Na półmetku sesji tylko islandzki ICEX był silniejszy od rodzimego WIG20. Na giełdowej mapie Starego Kontynentu pozytywnie wyróżniał się też DAX, zyskujący 0,79 proc. Generalnie na rynkach zagranicznych dominował kolor zielony, co sprzyja warszawskim bykom. Impulsów do zwyżek trudno szukać w kalendarium makroekonomicznym – poranny skok indeksów nie zbiegł się w czasie z publikacją PMI dla niemieckich usług, który okazał się nieco wyższy od oczekiwań. Wygląda na to, że rynki odreagowują ostatnią słabość powodowaną rosnącym napięciem na linii Korea Północna – USA.

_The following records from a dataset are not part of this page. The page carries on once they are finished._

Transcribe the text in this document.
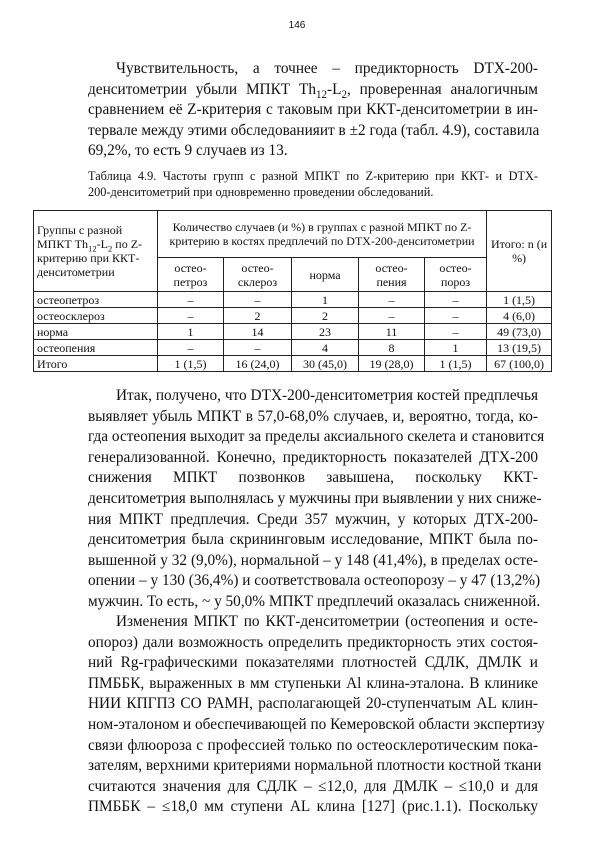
146
Чувствительность, а точнее – предикторность DTX-200-
денситометрии убыли МПКТ $Th_{12}-L_2$, проверенная аналогичным
сравнением её Z-критерия с таковым при ККТ-денситометрии в ин-
тервале между этими обследованияит в ±2 года (табл. 4.9), составила
69,2%, то есть 9 случаев из 13.
Таблица 4.9. Частоты групп с разной МПКТ по Z-критерию при ККТ- и DTX-
200-денситометрий при одновременно проведении обследований.
Группы с разной МПКТ $Th_{12}-L_2$ по Z-критерию при ККТ-денситометрии	Количество случаев (и %) в группах с разной МПКТ по Z-критерию в костях предплечий по DTX-200-денситометрии					Итого: n (и %)
	остео-петроз	остео-склероз	норма	остео-пения	остео-пороз	
остеопетроз	–	–	1	–	–	1 (1,5)
остеосклероз	–	2	2	–	–	4 (6,0)
норма	1	14	23	11	–	49 (73,0)
остеопения	–	–	4	8	1	13 (19,5)
Итого	1 (1,5)	16 (24,0)	30 (45,0)	19 (28,0)	1 (1,5)	67 (100,0)
Итак, получено, что DTX-200-денситометрия костей предплечья
выявляет убыль МПКТ в 57,0-68,0% случаев, и, вероятно, тогда, ко-
гда остеопения выходит за пределы аксиального скелета и становится
генерализованной. Конечно, предикторность показателей ДТХ-200
снижения МПКТ позвонков завышена, поскольку ККТ-
денситометрия выполнялась у мужчины при выявлении у них сниже-
ния МПКТ предплечия. Среди 357 мужчин, у которых ДТХ-200-
денситометрия была скрининговым исследование, МПКТ была по-
вышенной у 32 (9,0%), нормальной – у 148 (41,4%), в пределах осте-
опении – у 130 (36,4%) и соответствовала остеопорозу – у 47 (13,2%)
мужчин. То есть, ~ у 50,0% МПКТ предплечий оказалась сниженной.
Изменения МПКТ по ККТ-денситометрии (остеопения и осте-
опороз) дали возможность определить предикторность этих состоя-
ний Rg-графическими показателями плотностей СДЛК, ДМЛК и
ПМББК, выраженных в мм ступеньки Al клина-эталона. В клинике
НИИ КПГПЗ СО РАМН, располагающей 20-ступенчатым AL клин-
ном-эталоном и обеспечивающей по Кемеровской области экспертизу
связи флюороза с профессией только по остеосклеротическим пока-
зателям, верхними критериями нормальной плотности костной ткани
считаются значения для СДЛК – ≤12,0, для ДМЛК – ≤10,0 и для
ПМББК – ≤18,0 мм ступени AL клина [127] (рис.1.1). Поскольку
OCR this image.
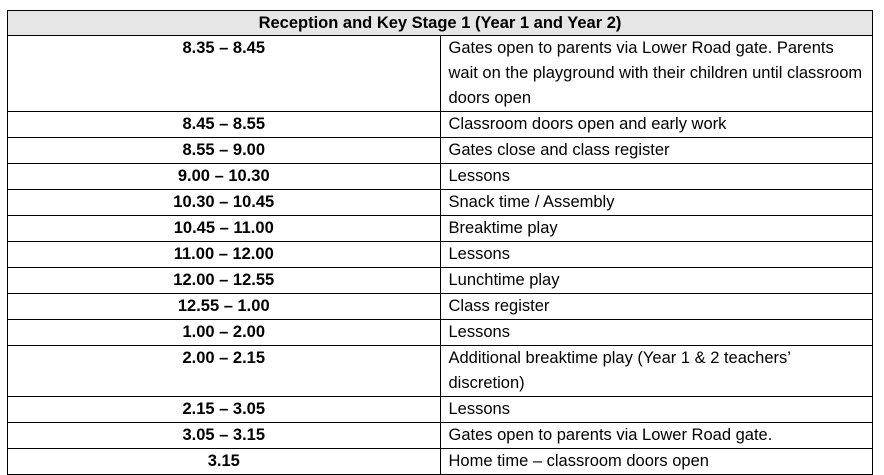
Reception and Key Stage 1 (Year 1 and Year 2)	
8.35 – 8.45	Gates open to parents via Lower Road gate. Parents wait on the playground with their children until classroom doors open
8.45 – 8.55	Classroom doors open and early work
8.55 – 9.00	Gates close and class register
9.00 – 10.30	Lessons
10.30 – 10.45	Snack time / Assembly
10.45 – 11.00	Breaktime play
11.00 – 12.00	Lessons
12.00 – 12.55	Lunchtime play
12.55 – 1.00	Class register
1.00 – 2.00	Lessons
2.00 – 2.15	Additional breaktime play (Year 1 & 2 teachers’ discretion)
2.15 – 3.05	Lessons
3.05 – 3.15	Gates open to parents via Lower Road gate.
3.15	Home time – classroom doors open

WIG20 wyznaczył w pierwszej połowie sesji nowy szczyt hossy 2550 pkt.

WIG20 wyznaczył w pierwszej połowie sesji nowy szczyt hossy 2550 pkt.

parkiet.com

Z technicznego punktu widzenia WIG20 wybija się właśnie górą z krótkoterminowego trójkąta. Wyjście na nowy szczyt hossy w ujęciu intraday 2550 pkt potwierdza siłę popytu i otwiera drogę do okolic 2600 pkt. Wsparciem pozostaje okrągły poziom 2500 pkt. Słabiej od blue chips radziły sobie pozostałe segmentu rynku – mWIG40 rósł tylko o 0,2 proc. do 4918 pkt, a sWIG80 spadał o 0,2 proc. do 15 459 pkt. Wartość obrotów jeszcze przed 13.00 przekroczyła 350 mln zł.

Nowe rekordy WIG20 przekładają się też na rekordowe wyceny niektórych spółek. W pierwszej fazie dzisiejszej sesji siedem firm wyznaczyło co najmniej roczne maksimum notowań. Mowa o spółkach: Best, CCC, Grodno, Getin Holding, Hydrotor, PZU i Vindexus. Analogiczne dołki wyznaczyły natomiast: Amica, EUCO, MediaCAP, Orion i Tarczyński.